1.2.1. OCCUPATIONS ET UTILISATIONS DU SOL INTERDITES Sont interdites toutes constructions ou installations, quelle qu’en soit la nature, en dehors de celles autorisées à l’article 1.2.2.

Pour les éléments de patrimoine naturels protégés au titre de l’article L.151-23 du CU (boisements) : Leur abattage ou arrachage ne pourra être autorisé que sous réserve du respect des prescriptions de l'article 2.3. Il est interdit de changer l’affection de ces éléments ou tout mode d’occupation du sol de nature à compromettre la conservation, la protection ou la création de ces éléments.

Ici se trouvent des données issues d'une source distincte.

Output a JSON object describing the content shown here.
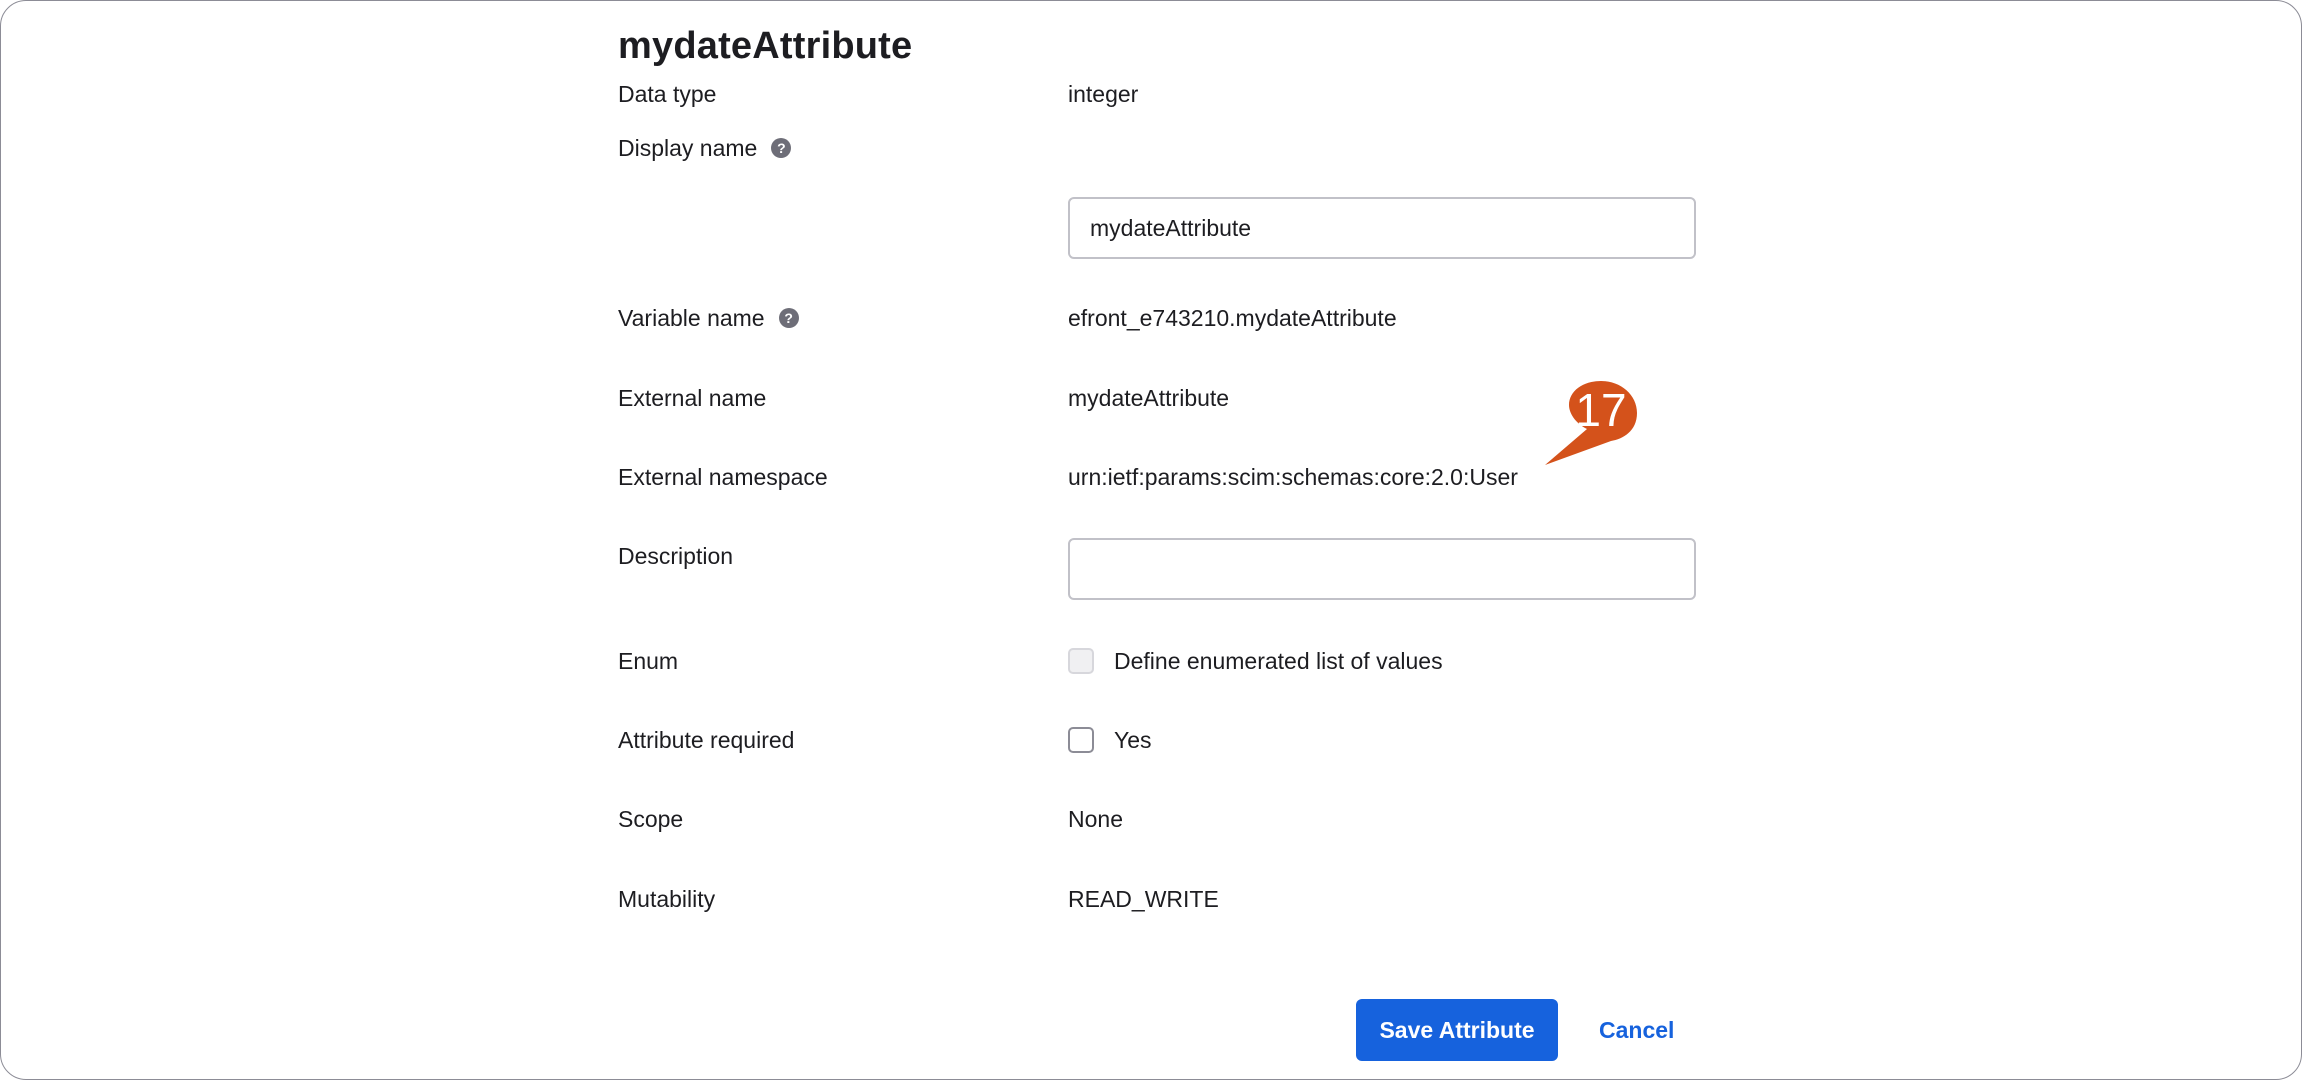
{
  "title": "mydateAttribute",
  "fields": {
    "data_type": {
      "label": "Data type",
      "value": "integer"
    },
    "display_name": {
      "label": "Display name",
      "value": "mydateAttribute"
    },
    "variable_name": {
      "label": "Variable name",
      "value": "efront_e743210.mydateAttribute"
    },
    "external_name": {
      "label": "External name",
      "value": "mydateAttribute"
    },
    "external_namespace": {
      "label": "External namespace",
      "value": "urn:ietf:params:scim:schemas:core:2.0:User"
    },
    "description": {
      "label": "Description",
      "value": ""
    },
    "enum": {
      "label": "Enum",
      "checkbox_label": "Define enumerated list of values",
      "checked": false,
      "disabled": true
    },
    "attribute_required": {
      "label": "Attribute required",
      "checkbox_label": "Yes",
      "checked": false
    },
    "scope": {
      "label": "Scope",
      "value": "None"
    },
    "mutability": {
      "label": "Mutability",
      "value": "READ_WRITE"
    }
  },
  "help_icon_glyph": "?",
  "actions": {
    "save_label": "Save Attribute",
    "cancel_label": "Cancel"
  },
  "callout": {
    "number": "17",
    "color": "#d4521b"
  },
  "colors": {
    "primary": "#1662dd",
    "text": "#1d1d21",
    "border": "#c1c1c8"
  }
}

Pour les éléments de patrimoine naturels protégés au titre de l’article L.151-23 du CU (fossés) : La continuité des fossés repérés au plan de zonage devra être conservée. L’entretien régulier des fossés est obligatoire : enlèvement des embâcles, débris, élagage ou recepage de la végétation des rives.

1.2.2. OCCUPATIONS ET UTILISATIONS DU SOL ADMISES SOUS CONDITIONS

Sont admis dans la zone A et secteur Ap :

1) Les constructions et installations nécessaires à l'activité agricole : - La création, l'extension et la transformation de bâtiments et installations nécessaires aux activités agricoles ressortissant ou non de la législation sur les installations classées.

Les constructions à usage d'habitation nécessaires aux personnes dont la présence à proximité est obligatoire pour l’exploitation (notamment pour assurer les soins aux cheptels présents sur le site) à condition qu'elles soient implantées à moins de 100 mètres du corps de ferme.

En sus, en secteur Ap : les constructions et installations nécessaires à l’activité agricole auront une hauteur plus réduite qu’en zone A.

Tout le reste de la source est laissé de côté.